Lamine Diack was president of the IAAF from 1999 to 2015. Photograph: Cliff Hawkins/Getty Images
Lamine Diack was president of the IAAF from 1999 to 2015. Photograph: Cliff Hawkins/Getty Images

Lamine Diack to stand trial for money laundering and corruption

This article is more than 4 years old
Former IAAF president, 86, charged by French authorities
His son Papa Massata Diack and four others also face trial

Lamine Diack, the disgraced former IAAF president, has been ordered to stand trial on charges of corruption and money laundering. It follows a four-year investigation in France into doping cover-ups, extortion and bribe-taking in world athletics.

The 86-year-old, who led the International Association of Athletics Federations from 1999-2015 and was one of the most influential men in global sport, is accused of being part of a conspiracy to bury positive drug tests by Russian athletes in return for money. This conspiracy also involved the Russian athletics chief and IAAF treasurer Valentin Balakhnichev, Russia’s former national middle distance coach Alexei Melnikov, Diack’s former aide Habib Cissé and the IAAF’s former head of anti-doping, Gabriel Dollé. These four will also face trial on the same charges, along with Diack’s son, Papa Massata Diack, the disgraced former IAAF marketing executive who was banned for life from athletics in 2016. They all deny the charges.

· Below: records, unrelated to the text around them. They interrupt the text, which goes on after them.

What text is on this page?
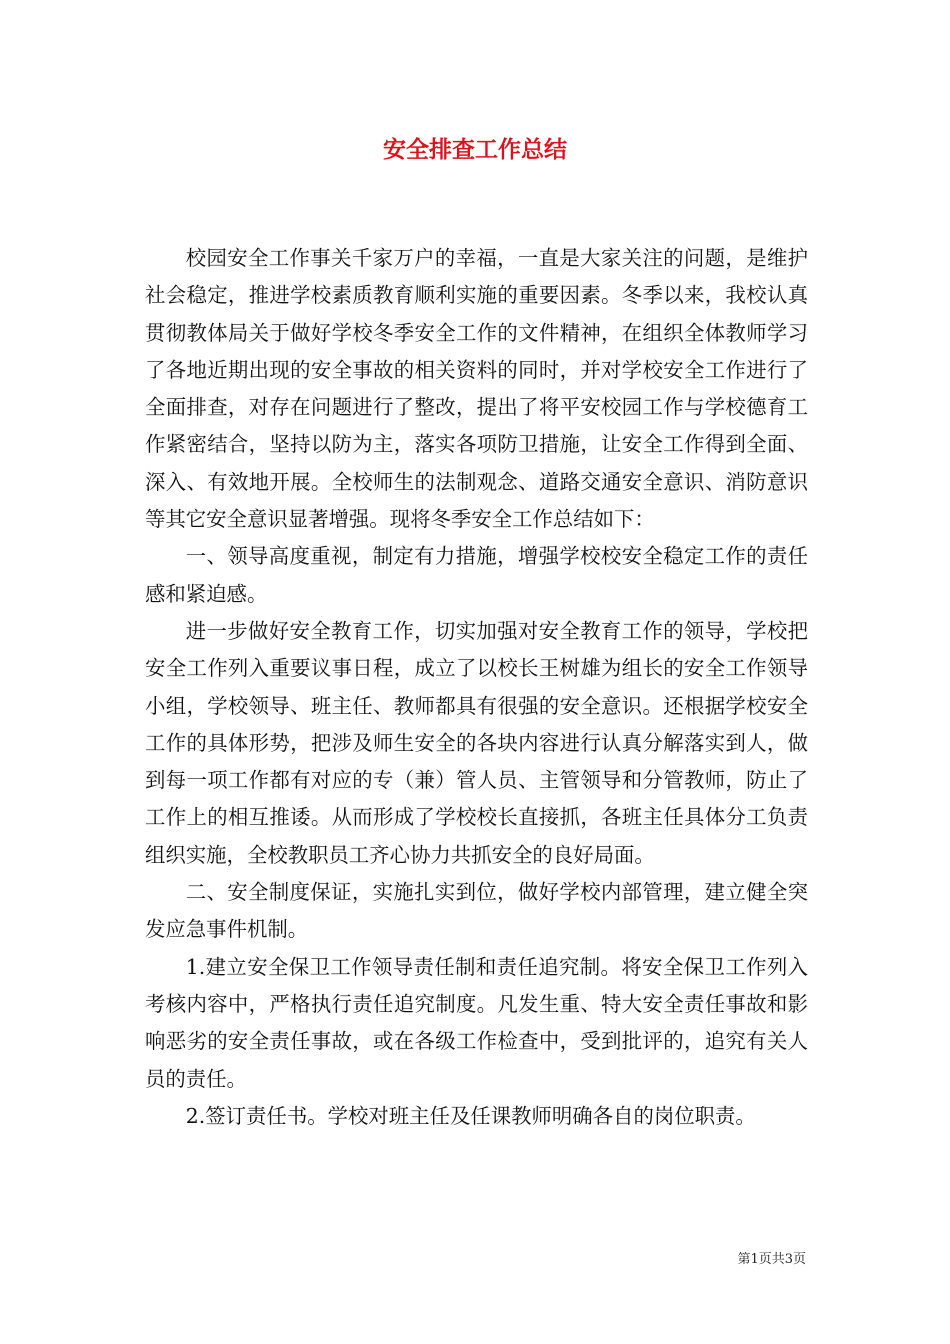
安全排查工作总结

校园安全工作事关千家万户的幸福，一直是大家关注的问题，是维护社会稳定，推进学校素质教育顺利实施的重要因素。冬季以来，我校认真贯彻教体局关于做好学校冬季安全工作的文件精神，在组织全体教师学习了各地近期出现的安全事故的相关资料的同时，并对学校安全工作进行了全面排查，对存在问题进行了整改，提出了将平安校园工作与学校德育工作紧密结合，坚持以防为主，落实各项防卫措施，让安全工作得到全面、深入、有效地开展。全校师生的法制观念、道路交通安全意识、消防意识等其它安全意识显著增强。现将冬季安全工作总结如下：

一、领导高度重视，制定有力措施，增强学校校安全稳定工作的责任感和紧迫感。

进一步做好安全教育工作，切实加强对安全教育工作的领导，学校把安全工作列入重要议事日程，成立了以校长王树雄为组长的安全工作领导小组，学校领导、班主任、教师都具有很强的安全意识。还根据学校安全工作的具体形势，把涉及师生安全的各块内容进行认真分解落实到人，做到每一项工作都有对应的专（兼）管人员、主管领导和分管教师，防止了工作上的相互推诿。从而形成了学校校长直接抓，各班主任具体分工负责组织实施，全校教职员工齐心协力共抓安全的良好局面。

二、安全制度保证，实施扎实到位，做好学校内部管理，建立健全突发应急事件机制。

1.建立安全保卫工作领导责任制和责任追究制。将安全保卫工作列入考核内容中，严格执行责任追究制度。凡发生重、特大安全责任事故和影响恶劣的安全责任事故，或在各级工作检查中，受到批评的，追究有关人员的责任。

2.签订责任书。学校对班主任及任课教师明确各自的岗位职责。

第1页共3页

All six will be tried for their role in the case of Liliya Shobukhova, the London Marathon winner in 2010, who paid $600,000 in exchange for covering up violations in her athlete biological passport thus allowing her to compete in the London 2012 Olympic Games.

According to the prosecutors, Diack and his son, who oversees a sports consulting business called Black Tidings, solicited payments from athletes, either directly or indirectly, totalling €3.45m in exchange for covering up positive doping tests and allowing athletes to go on competing.

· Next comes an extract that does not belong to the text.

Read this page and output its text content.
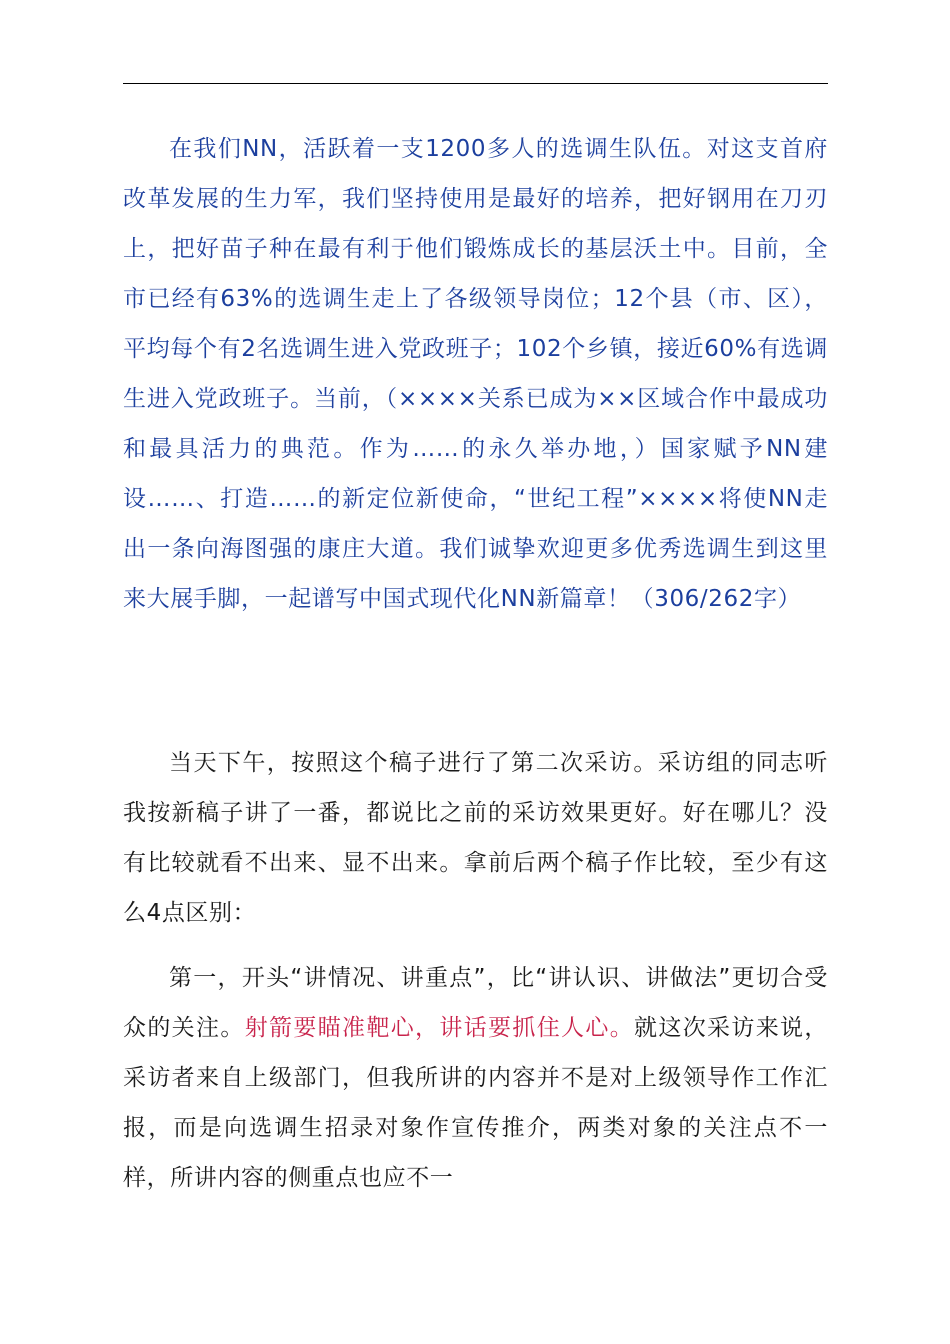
在我们NN，活跃着一支1200多人的选调生队伍。对这支首府改革发展的生力军，我们坚持使用是最好的培养，把好钢用在刀刃上，把好苗子种在最有利于他们锻炼成长的基层沃土中。目前，全市已经有63%的选调生走上了各级领导岗位；12个县（市、区），平均每个有2名选调生进入党政班子；102个乡镇，接近60%有选调生进入党政班子。当前，（××××关系已成为××区域合作中最成功和最具活力的典范。作为……的永久举办地，）国家赋予NN建设……、打造……的新定位新使命，“世纪工程”××××将使NN走出一条向海图强的康庄大道。我们诚挚欢迎更多优秀选调生到这里来大展手脚，一起谱写中国式现代化NN新篇章！（306/262字）

当天下午，按照这个稿子进行了第二次采访。采访组的同志听我按新稿子讲了一番，都说比之前的采访效果更好。好在哪儿？没有比较就看不出来、显不出来。拿前后两个稿子作比较，至少有这么4点区别：

第一，开头“讲情况、讲重点”，比“讲认识、讲做法”更切合受众的关注。射箭要瞄准靶心，讲话要抓住人心。就这次采访来说，采访者来自上级部门，但我所讲的内容并不是对上级领导作工作汇报，而是向选调生招录对象作宣传推介，两类对象的关注点不一样，所讲内容的侧重点也应不一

Massata Diack has also emerged as a central figure in French judicial probes of suspected corruption involving the 2016 and 2020 Olympic Games and other sports events. The judicial official says the younger Diack will stand trial for complicity in corruption and money laundering. Believed to be living in Senegal, he could be tried in absentia.

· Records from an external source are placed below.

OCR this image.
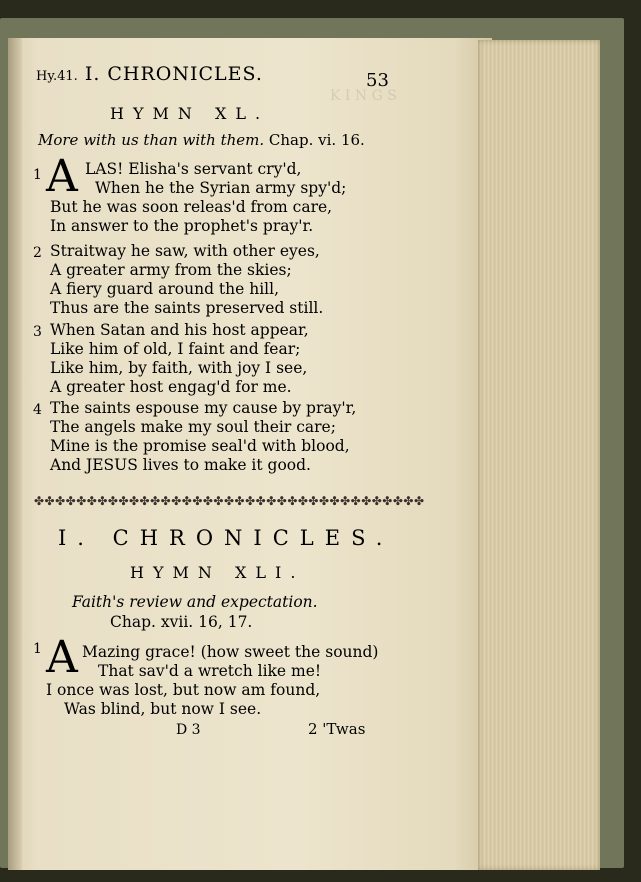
K I N G S
Hy.41. I. CHRONICLES.	53
HYMN XL.
More with us than with them. Chap. vi. 16.
1 A LAS! Elisha's servant cry'd,
When he the Syrian army spy'd;
But he was soon releas'd from care,
In answer to the prophet's pray'r.
2 Straitway he saw, with other eyes,
A greater army from the skies;
A fiery guard around the hill,
Thus are the saints preserved still.
3 When Satan and his host appear,
Like him of old, I faint and fear;
Like him, by faith, with joy I see,
A greater host engag'd for me.
4 The saints espouse my cause by pray'r,
The angels make my soul their care;
Mine is the promise seal'd with blood,
And JESUS lives to make it good.
✤✤✤✤✤✤✤✤✤✤✤✤✤✤✤✤✤✤✤✤✤✤✤✤✤✤✤✤✤✤✤✤✤✤✤✤✤
I. CHRONICLES.
HYMN XLI.
Faith's review and expectation.
Chap. xvii. 16, 17.
1 A Mazing grace! (how sweet the sound)
That sav'd a wretch like me!
I once was lost, but now am found,
Was blind, but now I see.
D 3	2 'Twas
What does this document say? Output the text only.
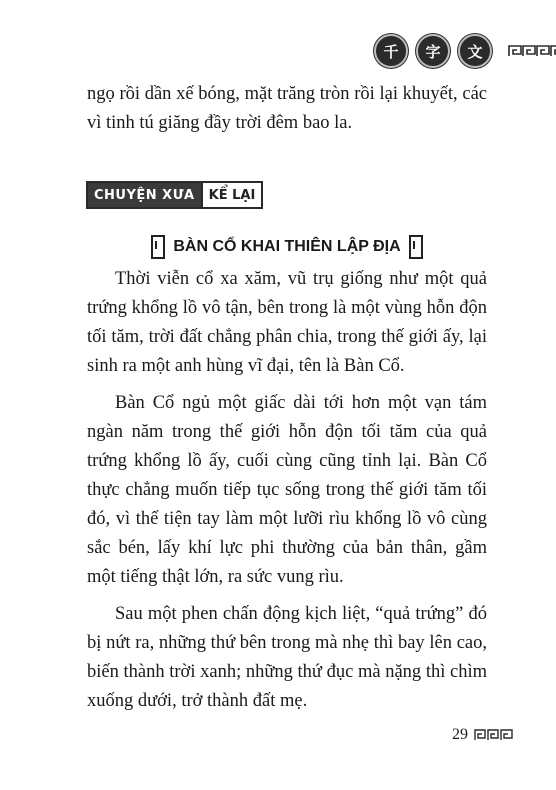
千	字	文

ngọ rồi dần xế bóng, mặt trăng tròn rồi lại khuyết, các vì tinh tú giăng đầy trời đêm bao la.

CHUYỆN XƯA	KỂ LẠI
BÀN CỔ KHAI THIÊN LẬP ĐỊA

Thời viễn cổ xa xăm, vũ trụ giống như một quả trứng khổng lồ vô tận, bên trong là một vùng hỗn độn tối tăm, trời đất chẳng phân chia, trong thế giới ấy, lại sinh ra một anh hùng vĩ đại, tên là Bàn Cổ.

Bàn Cổ ngủ một giấc dài tới hơn một vạn tám ngàn năm trong thế giới hỗn độn tối tăm của quả trứng khổng lồ ấy, cuối cùng cũng tỉnh lại. Bàn Cổ thực chẳng muốn tiếp tục sống trong thế giới tăm tối đó, vì thế tiện tay làm một lưỡi rìu khổng lồ vô cùng sắc bén, lấy khí lực phi thường của bản thân, gầm một tiếng thật lớn, ra sức vung rìu.

Sau một phen chấn động kịch liệt, “quả trứng” đó bị nứt ra, những thứ bên trong mà nhẹ thì bay lên cao, biến thành trời xanh; những thứ đục mà nặng thì chìm xuống dưới, trở thành đất mẹ.

29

The French authorities have also been investigating allegations Diack Sr received bribes for his votes in several bidding contests for high-profile sports events. The former International Olympic Committee member is claimed to have controlled the votes of several African colleagues.

It is alleged that Diack Sr, a former mayor of Senegal’s capital Dakar, used these payments to fund political campaigns in his homeland, as well as a lavish lifestyle in Monaco, where the IAAF is based.